In a recent telecast Duterte said Lao, a college fraternity-mate, provided legal services to Davao City Hall during his 22-year mayoralty. In 2016-2021 he appointed him to three successive Malacañang positions “out of utang na loob” (debt of gratitude). Duterte added that he met Yang 20 years ago doing business in Davao.

PS-DBM inspection reports were signed even before supply deliveries. Inspection chief Jorge Mendoza admitted doing so twice, under questioning by Pangilinan. PPEs from China had yet to arrive in Manila but higher-ups ordered them to certify the merchandise. Assistant Mervin Tanquintic confirmed the anomaly. PS-DBM accountants allegedly made them sign without seeing the goods to speed up payment to the Chinese.
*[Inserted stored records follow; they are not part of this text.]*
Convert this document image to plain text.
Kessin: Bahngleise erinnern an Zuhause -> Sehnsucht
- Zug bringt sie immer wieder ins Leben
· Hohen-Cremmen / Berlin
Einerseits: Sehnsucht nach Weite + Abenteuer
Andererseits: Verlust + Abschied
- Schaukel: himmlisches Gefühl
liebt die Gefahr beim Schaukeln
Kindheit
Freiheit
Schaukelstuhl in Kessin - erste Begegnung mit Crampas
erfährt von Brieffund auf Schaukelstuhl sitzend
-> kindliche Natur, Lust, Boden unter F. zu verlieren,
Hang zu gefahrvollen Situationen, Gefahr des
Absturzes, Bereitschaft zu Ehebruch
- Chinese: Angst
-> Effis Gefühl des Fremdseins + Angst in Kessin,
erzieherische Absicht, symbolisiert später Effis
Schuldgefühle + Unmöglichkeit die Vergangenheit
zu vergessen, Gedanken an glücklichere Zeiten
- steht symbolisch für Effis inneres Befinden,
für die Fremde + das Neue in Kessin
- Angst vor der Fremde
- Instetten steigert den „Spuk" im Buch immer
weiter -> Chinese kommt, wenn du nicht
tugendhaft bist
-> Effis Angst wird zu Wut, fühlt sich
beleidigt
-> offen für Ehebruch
Of the P12-billion sales, Pharmally filed only P10 billion in its 2020 income tax return. Suspecting tax evasion, Senator Imee Marcos requested records from the Bureaus of Customs and of Internal Revenue.

Unfamiliar with medical supplies, Pharmally’s deliveries were faulty. Test kits arrived unusable because the swabbing and extraction accessories arrived two months later, Pangilinan said. At that time frontline health care workers were getting infected and dying due to lack of test kits and substandard PPEs.

Drilon sought subpoena of PS-DBM and other agency files on four Pharmally deals:

• 41,400 RT-PCR test kits, at P69,500 each, for P2,877,300,000;

• 17,000 RT-PCR test kits, at P45,550 each, for P774,350,000;

• Three million N95 face masks, P100 each, for P300,000,000; and

• 312 DNA/RNA extraction kits, P787,968 each, for P245,846,016.